ABSTRACT

Hyperobjects are, according to Tim Morton (2007, 2013), immense objects that transcend time and space specificities, comprising elements from gas emissions captured in the atmosphere and the oceans to the global use of pesticides in the agroindustries for export. They are hyper in the sense they don’t allow for a stark division between the global, the local and the body. Influenced by modern thought and for the economic practices of the global order, hyperobjects—as they are defined by Morton—emerge in a moment of ecological crisis, blurring the material, spatial, and temporary borders. If modernity brought about an objectified nature, the immediate present adds to this landscape an era of objectified bodies: vulnerable bodies that were both exposed and contaminated through what Rob Nixon called, rightly, slow violence.

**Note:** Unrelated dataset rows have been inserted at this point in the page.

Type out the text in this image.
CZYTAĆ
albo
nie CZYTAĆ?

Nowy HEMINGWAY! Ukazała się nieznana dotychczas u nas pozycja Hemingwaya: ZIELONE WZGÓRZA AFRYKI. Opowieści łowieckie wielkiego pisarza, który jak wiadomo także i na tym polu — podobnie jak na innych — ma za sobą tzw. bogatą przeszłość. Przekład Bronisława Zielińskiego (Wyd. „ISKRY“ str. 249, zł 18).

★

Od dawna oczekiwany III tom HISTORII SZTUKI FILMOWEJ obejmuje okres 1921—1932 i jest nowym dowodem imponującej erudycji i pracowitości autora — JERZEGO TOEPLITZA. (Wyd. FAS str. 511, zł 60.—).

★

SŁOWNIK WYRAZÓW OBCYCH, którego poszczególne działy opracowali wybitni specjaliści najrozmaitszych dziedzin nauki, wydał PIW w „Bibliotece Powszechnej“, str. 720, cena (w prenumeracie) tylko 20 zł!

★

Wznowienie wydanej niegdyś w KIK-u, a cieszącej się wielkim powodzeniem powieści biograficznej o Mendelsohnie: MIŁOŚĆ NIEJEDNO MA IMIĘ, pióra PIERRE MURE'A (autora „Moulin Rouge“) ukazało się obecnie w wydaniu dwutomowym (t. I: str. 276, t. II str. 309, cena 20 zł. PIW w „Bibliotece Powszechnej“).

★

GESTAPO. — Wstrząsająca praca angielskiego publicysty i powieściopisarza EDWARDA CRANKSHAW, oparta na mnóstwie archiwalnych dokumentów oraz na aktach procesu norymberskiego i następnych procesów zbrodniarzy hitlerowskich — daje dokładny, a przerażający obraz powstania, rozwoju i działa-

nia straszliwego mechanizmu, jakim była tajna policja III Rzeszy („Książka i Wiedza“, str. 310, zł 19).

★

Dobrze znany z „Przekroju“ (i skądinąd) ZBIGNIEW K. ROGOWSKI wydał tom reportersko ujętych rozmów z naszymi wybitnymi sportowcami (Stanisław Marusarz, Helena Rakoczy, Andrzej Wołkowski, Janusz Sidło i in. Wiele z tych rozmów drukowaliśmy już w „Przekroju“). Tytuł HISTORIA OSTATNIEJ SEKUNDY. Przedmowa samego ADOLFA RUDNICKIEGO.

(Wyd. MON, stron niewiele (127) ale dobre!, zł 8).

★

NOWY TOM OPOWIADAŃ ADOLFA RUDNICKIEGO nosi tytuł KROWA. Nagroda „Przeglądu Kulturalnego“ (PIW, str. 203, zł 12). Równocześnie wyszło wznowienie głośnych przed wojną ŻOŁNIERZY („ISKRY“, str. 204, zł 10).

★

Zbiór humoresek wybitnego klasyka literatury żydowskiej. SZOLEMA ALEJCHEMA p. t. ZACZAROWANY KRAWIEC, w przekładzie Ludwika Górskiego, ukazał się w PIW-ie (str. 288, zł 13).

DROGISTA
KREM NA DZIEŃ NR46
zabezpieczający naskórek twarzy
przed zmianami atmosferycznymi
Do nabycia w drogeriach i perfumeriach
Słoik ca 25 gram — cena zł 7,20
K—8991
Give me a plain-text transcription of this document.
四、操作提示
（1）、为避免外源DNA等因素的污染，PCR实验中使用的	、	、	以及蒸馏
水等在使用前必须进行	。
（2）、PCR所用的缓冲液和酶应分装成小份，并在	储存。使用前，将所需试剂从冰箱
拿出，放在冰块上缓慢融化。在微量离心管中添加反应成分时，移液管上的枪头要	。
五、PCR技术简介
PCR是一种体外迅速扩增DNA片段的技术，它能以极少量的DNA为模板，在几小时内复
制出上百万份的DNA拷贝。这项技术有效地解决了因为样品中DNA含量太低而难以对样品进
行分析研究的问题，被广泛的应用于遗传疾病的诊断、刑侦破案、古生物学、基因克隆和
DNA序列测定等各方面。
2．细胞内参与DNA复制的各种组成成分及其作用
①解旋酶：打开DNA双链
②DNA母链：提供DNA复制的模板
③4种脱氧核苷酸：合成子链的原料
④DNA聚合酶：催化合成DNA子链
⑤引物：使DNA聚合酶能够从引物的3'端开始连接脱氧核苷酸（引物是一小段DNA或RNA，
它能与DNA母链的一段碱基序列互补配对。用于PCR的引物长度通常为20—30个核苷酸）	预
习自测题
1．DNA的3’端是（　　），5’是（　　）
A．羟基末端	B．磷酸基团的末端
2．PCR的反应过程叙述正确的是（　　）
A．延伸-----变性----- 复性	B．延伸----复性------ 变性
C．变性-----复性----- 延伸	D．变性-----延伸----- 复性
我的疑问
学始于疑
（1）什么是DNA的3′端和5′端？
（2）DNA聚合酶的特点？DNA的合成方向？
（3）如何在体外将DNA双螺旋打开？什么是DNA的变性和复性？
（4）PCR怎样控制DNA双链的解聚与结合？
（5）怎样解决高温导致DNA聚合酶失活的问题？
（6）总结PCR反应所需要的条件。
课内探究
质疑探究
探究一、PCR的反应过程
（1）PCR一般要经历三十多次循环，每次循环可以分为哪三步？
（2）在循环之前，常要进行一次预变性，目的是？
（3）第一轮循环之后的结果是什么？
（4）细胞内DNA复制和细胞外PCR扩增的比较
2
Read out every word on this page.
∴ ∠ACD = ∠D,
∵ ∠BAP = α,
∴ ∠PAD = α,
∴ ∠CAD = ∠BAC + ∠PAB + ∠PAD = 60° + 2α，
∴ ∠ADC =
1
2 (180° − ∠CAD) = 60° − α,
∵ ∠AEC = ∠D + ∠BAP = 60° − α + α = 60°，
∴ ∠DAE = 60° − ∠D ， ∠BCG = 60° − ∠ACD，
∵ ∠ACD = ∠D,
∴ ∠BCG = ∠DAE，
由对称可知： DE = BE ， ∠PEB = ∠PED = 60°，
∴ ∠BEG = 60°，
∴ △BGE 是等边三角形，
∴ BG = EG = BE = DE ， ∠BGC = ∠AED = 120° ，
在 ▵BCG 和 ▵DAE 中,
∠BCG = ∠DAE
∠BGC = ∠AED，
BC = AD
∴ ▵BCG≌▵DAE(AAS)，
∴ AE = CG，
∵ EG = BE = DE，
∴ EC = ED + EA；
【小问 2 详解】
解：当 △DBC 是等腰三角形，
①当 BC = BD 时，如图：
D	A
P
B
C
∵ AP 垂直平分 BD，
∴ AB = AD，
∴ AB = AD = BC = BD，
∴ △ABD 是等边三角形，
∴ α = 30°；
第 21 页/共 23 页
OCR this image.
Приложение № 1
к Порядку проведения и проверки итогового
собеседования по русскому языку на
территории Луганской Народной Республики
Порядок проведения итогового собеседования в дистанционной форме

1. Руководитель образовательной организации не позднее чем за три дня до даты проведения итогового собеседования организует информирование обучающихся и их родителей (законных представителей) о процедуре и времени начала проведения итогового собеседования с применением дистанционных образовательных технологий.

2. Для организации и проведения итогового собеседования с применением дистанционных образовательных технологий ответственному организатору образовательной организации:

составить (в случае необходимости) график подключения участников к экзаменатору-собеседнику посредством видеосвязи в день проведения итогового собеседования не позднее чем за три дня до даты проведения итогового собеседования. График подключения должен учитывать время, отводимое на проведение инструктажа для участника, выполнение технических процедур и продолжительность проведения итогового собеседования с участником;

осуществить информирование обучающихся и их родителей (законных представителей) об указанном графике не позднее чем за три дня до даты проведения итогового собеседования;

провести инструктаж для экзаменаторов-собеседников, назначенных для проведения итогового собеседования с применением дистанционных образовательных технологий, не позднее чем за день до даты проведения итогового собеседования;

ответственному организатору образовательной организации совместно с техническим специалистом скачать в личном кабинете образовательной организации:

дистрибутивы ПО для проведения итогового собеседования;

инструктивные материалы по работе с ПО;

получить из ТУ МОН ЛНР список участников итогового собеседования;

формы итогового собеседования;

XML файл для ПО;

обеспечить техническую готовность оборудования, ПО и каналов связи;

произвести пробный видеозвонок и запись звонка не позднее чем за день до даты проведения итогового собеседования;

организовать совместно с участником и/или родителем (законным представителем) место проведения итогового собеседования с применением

In the present moment, when the question about the future is open to speculation, how is the body inserted into this map where environmental degradation filtrates to the point of transforming bodies into mutations? Which discourses go through the natural world space, and how are “healthy” and “sick” bodies defined? In this chapter, I analyze three novels, Las estrellas federales (Juan Diego Incardona, 2016), La vi mutar (Natalia Rodríguez, 2013), and Distancia de rescate (Samanta Schweblin, 2015), and the poetry collection Un pequeño enfermo (Julián Joven, 2014), which anticipate, through the transformation and mutation of bodies, the degradation of these bodies as the last frontier of environmental pollution and destruction.